Recall that we still do not know whether ZF is consistent or not (cf Nelson's program). On the other hand, it was a famous theorem of Godel that ZF will never be proven to be consistent using ZF. Inspired by that PA cannot prove its own consistency either, but ZFC (stronger than PA) can prove the consistency of PA (cf Con(PA) in ZFC), I wonder whether it is possible to prove its consistency using a stronger system.

However, the answer of the question is stupidly and obviously yes. I can use ZF + Con(ZF) as the stronger axiom system, which tautologically proves the consistency of ZF! This is why I recalled that the consistency problem is essentially combinatorial in the first paragraph. Indeed, I'm not happy just with a proof using a stronger axiom system, I want to see a proof for ZF's consistency which also guarantees that if such a string rewriting algorithm is run in reality, it will never generate a statement $\phi$ and its negated statement $\neg \phi$.

Question. Is such a proof and guarantee possible?

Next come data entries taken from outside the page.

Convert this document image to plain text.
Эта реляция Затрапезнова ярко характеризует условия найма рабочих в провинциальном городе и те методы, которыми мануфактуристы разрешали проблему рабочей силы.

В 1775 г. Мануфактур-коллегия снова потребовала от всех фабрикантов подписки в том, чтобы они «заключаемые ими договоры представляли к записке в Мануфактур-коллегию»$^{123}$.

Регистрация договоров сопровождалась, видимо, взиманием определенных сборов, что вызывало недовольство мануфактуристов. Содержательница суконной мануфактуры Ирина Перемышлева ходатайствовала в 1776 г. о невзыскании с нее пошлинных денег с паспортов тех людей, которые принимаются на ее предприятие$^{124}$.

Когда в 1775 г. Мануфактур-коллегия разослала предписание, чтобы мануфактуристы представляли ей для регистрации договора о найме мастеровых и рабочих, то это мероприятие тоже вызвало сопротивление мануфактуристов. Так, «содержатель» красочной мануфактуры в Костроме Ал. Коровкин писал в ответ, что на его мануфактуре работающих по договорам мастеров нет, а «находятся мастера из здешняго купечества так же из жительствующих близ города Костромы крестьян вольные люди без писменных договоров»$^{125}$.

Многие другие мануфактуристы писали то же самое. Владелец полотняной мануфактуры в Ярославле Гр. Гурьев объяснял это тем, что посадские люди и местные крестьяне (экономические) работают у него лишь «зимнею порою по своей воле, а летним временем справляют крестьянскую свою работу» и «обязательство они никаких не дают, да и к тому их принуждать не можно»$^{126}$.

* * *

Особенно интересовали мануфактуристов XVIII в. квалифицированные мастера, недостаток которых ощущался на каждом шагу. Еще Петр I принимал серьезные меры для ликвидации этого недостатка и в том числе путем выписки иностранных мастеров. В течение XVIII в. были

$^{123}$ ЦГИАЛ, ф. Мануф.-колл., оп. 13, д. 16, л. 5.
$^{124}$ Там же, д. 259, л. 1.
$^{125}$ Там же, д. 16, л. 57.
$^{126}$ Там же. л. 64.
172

Please note that such a guarantee falls external to mathematics. I'm really concerned with whether we will one day find a proof for some $\phi$ and $\neg \phi$ from a computer program (assuming that it's "correct").

---

Footnote. Proving the consistency of ZFC in some other system touched almost the same issue, but the accepted answer did not go into the direction I was asking for.

Candidate Answer. All answers so far are good, but I think @spaceisdarkgreen's addresses my concern in a direct way. It also points out that currently there isn't such answer. So I leave the decision open.

Answer 1

Technically you have that the proof that $ZF+$ large cardinal implies the consistency of $ZF$ by showing there exists a model of $ZF$ and such a model has a truth predicate satisfying the Tarski conditions and that implies that you cannot deduce $\bot$ from the axioms of $ZF$. If you are looking for a more syntactic proof maybe something along the lines of ordinal analysis will be more satisfactory. This approach started with Gentzen, who by analyzing the structure of proofs of $PA$ deduced that there cannot be a proof of contradiction. Of course, additional assumptions are needed to be able to carry out Gentzen's proof, in particular, for the case of $PA$ one needs to assume roughly speaking that $\epsilon_0$ is well founded. This approach has been used to study the strength of many theories (see https://en.wikipedia.org/wiki/Ordinal_analysis). However, from what I am told, the theory of $ZF$ seems still quite out reach for this program.

Answer 2

Let me take a different approach than the other answers and try to convince you that model-theoretic proofs of consistency can actually be cast as proofs about combinatorial string rewriting.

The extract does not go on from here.